LVRJ: Titus sponsors bill to regulate, ban bump stocks

Rep. Dina Titus, D-Nev., has introduced a bill to regulate and ban bump stocks, just days before a grim anniversary in which one of the devices was used to kill 60 people and wound hundreds more at a country music festival in Las Vegas.

Rep. Dina Titus, D-Nev., has introduced a bill to regulate and ban bump stocks, just days before a grim anniversary in which one of the devices was used to kill 60 people and wound hundreds more at a country music festival in Las Vegas.

The bill, which stands virtually no chance of passing an evenly divided U.S. Senate, would require bump stocks to be registered with the Bureau of Alcohol, Tobacco, Firearms and Explosives the way fully automatic weapons are now. Existing bump stocks would not have to be destroyed, but new ones would generally be illegal to manufacture or sell to civilians.

Bump stocks are devices that allow semi-automatic rifles to be fired repeatedly at a higher rate, approximating the functions of a fully automatic weapon.

After the Oct. 1, 2017 mass shooting at the Route 91 Harvest festival in Las Vegas, the bureau tried to ban bump stocks by regulation, requiring existing bump stocks to be destroyed. That rule went into effect in March 2019.

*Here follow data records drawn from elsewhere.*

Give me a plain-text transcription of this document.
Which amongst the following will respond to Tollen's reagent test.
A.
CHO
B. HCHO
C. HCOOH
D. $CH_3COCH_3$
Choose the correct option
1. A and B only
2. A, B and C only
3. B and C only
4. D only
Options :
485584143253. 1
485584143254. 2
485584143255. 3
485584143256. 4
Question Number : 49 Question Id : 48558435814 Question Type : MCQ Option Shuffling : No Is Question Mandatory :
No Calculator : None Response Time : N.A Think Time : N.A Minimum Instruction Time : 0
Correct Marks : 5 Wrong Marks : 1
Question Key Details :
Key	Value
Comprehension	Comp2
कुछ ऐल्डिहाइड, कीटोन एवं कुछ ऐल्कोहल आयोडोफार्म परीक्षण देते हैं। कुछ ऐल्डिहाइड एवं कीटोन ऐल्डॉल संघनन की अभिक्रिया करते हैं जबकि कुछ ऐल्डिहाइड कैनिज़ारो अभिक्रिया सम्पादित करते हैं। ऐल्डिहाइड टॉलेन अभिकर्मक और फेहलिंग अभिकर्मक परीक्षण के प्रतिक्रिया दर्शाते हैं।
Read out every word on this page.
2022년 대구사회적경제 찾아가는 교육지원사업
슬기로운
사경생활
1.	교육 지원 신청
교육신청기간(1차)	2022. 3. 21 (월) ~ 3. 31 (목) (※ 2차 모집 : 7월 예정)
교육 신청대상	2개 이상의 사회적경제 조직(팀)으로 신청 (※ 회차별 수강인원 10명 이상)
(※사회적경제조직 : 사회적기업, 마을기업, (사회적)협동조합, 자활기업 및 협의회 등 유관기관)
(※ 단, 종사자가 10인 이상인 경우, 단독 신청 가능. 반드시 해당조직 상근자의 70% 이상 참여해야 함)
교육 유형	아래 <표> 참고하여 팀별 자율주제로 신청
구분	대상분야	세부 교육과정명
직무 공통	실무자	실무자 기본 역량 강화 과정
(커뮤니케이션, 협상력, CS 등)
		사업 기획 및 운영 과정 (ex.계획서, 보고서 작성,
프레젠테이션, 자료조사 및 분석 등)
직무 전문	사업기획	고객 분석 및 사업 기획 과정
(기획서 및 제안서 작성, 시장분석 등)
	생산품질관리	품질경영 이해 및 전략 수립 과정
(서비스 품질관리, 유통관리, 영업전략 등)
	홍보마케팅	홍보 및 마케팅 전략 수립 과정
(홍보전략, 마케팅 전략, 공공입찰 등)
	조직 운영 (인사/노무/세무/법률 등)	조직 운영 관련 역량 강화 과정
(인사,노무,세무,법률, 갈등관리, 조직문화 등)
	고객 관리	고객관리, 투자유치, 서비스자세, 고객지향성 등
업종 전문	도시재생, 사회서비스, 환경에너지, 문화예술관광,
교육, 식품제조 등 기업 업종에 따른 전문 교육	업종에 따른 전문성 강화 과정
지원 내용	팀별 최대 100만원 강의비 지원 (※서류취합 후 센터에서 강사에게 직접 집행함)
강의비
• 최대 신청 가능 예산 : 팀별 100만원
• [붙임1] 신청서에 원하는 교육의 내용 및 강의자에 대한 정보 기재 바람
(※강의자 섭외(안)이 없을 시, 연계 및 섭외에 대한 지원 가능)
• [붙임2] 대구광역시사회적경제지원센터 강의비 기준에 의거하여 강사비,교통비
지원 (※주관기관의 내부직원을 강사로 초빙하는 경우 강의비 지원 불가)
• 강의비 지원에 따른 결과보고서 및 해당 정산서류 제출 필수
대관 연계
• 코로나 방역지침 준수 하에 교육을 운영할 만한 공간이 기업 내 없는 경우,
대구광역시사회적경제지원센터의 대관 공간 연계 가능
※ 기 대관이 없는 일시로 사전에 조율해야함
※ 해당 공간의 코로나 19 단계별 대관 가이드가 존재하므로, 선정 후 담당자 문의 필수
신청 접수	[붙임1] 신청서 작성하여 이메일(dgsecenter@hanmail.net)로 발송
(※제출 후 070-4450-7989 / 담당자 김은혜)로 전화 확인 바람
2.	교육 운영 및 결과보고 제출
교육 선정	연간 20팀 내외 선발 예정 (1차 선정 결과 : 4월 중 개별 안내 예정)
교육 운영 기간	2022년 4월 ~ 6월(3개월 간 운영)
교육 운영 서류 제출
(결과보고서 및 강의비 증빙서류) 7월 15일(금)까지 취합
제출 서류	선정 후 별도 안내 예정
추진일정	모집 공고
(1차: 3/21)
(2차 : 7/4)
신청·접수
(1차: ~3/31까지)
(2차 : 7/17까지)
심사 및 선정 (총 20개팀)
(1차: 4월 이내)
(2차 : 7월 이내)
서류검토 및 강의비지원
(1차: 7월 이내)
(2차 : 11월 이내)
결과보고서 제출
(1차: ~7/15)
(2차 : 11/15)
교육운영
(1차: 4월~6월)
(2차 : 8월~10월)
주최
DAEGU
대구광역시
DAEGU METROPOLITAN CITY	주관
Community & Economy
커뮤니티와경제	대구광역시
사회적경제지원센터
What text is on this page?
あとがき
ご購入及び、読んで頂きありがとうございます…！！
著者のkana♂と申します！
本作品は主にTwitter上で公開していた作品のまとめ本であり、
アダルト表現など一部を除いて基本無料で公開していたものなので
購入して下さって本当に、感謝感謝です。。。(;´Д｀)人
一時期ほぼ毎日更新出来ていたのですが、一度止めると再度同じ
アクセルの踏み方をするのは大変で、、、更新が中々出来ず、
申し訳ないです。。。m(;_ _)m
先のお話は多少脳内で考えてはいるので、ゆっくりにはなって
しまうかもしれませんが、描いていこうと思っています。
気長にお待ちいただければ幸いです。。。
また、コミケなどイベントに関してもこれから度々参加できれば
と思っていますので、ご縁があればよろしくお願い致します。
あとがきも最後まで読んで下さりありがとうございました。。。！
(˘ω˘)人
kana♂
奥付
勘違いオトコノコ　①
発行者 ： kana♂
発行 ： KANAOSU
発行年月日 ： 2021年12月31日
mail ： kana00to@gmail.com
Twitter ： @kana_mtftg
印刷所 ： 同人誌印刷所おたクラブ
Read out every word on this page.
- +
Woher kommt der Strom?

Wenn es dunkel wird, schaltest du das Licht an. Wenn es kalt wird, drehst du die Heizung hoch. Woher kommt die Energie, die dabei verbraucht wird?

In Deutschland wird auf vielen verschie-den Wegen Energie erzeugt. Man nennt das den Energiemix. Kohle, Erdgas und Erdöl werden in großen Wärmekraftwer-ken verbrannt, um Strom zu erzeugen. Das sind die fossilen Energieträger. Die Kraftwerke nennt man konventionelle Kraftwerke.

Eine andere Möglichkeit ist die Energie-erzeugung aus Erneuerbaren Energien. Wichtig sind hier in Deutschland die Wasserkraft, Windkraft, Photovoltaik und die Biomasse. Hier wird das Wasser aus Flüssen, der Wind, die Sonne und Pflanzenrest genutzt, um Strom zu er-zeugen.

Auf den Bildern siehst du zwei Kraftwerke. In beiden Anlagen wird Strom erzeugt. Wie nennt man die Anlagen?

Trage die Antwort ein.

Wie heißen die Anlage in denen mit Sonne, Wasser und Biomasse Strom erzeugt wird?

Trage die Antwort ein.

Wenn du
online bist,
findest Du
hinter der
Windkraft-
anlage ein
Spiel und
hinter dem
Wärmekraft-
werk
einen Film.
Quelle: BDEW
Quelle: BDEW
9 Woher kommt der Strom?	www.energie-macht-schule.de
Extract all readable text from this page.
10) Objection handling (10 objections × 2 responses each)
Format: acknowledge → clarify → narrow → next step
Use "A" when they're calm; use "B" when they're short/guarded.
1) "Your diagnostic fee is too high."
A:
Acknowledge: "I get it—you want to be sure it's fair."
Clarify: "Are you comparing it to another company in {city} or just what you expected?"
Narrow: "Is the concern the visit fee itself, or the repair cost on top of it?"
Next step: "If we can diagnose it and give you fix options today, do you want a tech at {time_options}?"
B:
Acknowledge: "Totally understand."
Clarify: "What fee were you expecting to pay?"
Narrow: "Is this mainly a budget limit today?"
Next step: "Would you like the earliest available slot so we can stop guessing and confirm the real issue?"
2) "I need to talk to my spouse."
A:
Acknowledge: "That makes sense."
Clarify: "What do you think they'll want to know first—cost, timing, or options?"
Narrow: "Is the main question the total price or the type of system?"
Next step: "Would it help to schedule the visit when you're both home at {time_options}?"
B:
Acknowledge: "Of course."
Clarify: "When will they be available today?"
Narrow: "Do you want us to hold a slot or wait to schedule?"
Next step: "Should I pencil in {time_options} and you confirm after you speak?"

But in March, the 6th U.S. Circuit Court of Appeals found that the government regulation was likely unconstitutional and put it on hold after the group Gun Owners of America sued, charging violations of the 5th and 14th Amendments and the Administrative Procedure Act.

Titus’ bill is meant to address that legal void.

“It’s time to make our country safer for all of us and for future generations by answering the nation’s call for action on gun violence prevention,” Titus said in a statement. “Machine guns have been illegal in the U.S. for decades. Yet bump stocks have allowed gun manufacturers to circumnavigate the law to produce fully automatic weapons like the ones used on 1 October.”

A similar bill was introduced in 2017, co-sponsored by Titus and then-Nevada congressional delegation members Jacky Rosen and Ruben Kihuen, but that measure did not pass.